Falcke was born in Cologne, Germany in 1966. He studied physics at the universities of Cologne and Bonn and graduated in 1992. He obtained a doctorate summa cum laude in 1994 from the University of Bonn. Falcke subsequently worked as a scientist for the Max Planck Institute for Radio Astronomy in Bonn, the University of Maryland, and the University of Arizona.
Falcke won the Ludwig Biermann Award for young astronomers of the German Astronomische Gesellschaft in 2000.
In 2003, he became adjunct professor of Radio Astronomy and Astroparticle physics at Radboud University Nijmegen. He also started working for ASTRON, the radio astronomy institute of the Netherlands. In 2007, he became a full professor at Nijmegen.
In 2006, Falcke won the Academy Prize of the Berlin-Brandenburg Academy of Sciences and Humanities.
Falcke received an Advanced Research Grant of the European Research Council of 3.5 million euro in 2008. In 2011, he was one of three winners of the Dutch Spinoza Prize and received a 2.5 million euro grant. The organization presenting the award, the Netherlands Organisation for Scientific Research, praised Falcke for providing new insights regarding black holes. They also called him one of the leading forces behind the radio telescope LOFAR. Falcke worked on the design of the telescope.
In 2013, Falcke, as lead scientist of a team, received a European Research Council Synergy grant of 14 million euros. The grant was intended for further studies of black holes, specifically Sagittarius A*. The goal was to construct a Black Hole Camera with the grant. This would allow testing of Albert Einstein's general theory of relativity by creating an image of the event horizon. This project culminated into the Event Horizon Telescope project; within this project, Falcke is the chair of the EHT Science Council. On 10 April 2019, he announced that the project managed to create an image of the black holes at the centre of the Milky Way and M87.
Since 2014, Falcke has been a member of the Royal Netherlands Academy of Arts and Sciences.

Research

Falcke is involved in theoretical astronomy as well as observational and experimental studies. Apart from his work with LOFAR, he is also involved in the development of the Square Kilometre Array.
In 2000 he predicted it would be possible to make measurements near the edge of a black hole.
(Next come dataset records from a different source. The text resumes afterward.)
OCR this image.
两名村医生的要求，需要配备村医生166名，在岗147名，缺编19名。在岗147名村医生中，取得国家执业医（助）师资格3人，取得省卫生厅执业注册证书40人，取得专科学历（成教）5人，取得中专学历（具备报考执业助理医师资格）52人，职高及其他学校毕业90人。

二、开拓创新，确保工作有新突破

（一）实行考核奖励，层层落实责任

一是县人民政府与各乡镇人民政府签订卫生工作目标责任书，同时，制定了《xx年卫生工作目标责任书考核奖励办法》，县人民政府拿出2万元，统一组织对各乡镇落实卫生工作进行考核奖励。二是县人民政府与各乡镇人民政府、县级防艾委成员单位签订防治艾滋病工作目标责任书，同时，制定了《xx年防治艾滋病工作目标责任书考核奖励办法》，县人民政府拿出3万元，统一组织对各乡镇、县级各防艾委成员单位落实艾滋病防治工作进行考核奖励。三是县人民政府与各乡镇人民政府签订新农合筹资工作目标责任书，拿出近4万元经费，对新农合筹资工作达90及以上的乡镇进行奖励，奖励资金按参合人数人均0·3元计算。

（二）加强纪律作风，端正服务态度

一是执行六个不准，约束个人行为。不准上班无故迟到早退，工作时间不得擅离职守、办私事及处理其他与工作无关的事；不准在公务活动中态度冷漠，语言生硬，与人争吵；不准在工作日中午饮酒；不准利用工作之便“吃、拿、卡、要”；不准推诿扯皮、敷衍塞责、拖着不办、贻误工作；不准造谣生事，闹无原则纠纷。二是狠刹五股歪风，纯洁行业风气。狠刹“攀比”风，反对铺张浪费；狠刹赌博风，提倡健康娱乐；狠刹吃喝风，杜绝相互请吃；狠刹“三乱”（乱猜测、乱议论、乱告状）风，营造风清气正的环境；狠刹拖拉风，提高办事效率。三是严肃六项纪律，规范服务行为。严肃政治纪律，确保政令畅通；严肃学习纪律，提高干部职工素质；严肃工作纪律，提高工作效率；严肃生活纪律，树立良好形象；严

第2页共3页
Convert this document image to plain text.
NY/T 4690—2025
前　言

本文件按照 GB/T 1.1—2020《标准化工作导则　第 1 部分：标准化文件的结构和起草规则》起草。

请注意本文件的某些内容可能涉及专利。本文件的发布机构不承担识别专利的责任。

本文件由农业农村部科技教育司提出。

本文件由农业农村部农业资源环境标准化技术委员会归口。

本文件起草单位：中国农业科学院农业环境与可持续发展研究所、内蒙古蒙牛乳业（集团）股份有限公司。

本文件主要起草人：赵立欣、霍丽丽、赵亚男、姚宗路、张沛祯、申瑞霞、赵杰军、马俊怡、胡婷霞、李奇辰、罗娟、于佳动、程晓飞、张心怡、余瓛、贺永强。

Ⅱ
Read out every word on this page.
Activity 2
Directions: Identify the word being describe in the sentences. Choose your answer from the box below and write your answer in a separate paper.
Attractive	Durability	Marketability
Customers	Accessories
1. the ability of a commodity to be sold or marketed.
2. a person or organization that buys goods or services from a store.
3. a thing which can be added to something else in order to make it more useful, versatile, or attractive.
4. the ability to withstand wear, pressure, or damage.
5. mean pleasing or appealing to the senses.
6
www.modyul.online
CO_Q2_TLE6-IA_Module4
Four years later, his team managed to do that. In 2013, Falcke, together with Luciano Rezzolla of the Max Planck Institute for Gravitational Physics. proposed that blitzars could be an explanation for fast radio bursts. Blitzars would occur when a supramassive rotating neutron star slows down enough, loses its magnetic field, and then turns into a black hole.
Falcke predicted that near the edges of a black hole, there would be a 'black hole shadow' that could be detected by a radio telescope.. This shadow was eventually observed with the Event Horizon Telescope.
Falcke wishes to place a radio telescope on the Moon and has worked with NASA and European Space Agency researchers to devise a plan to make this happen..

Personal life

Falcke is a devout Christian and serves as lay pastor in the Protestant Church in the Netherlands. He views his faith as a way of achieving internal rest, as well as a motivation to conduct science.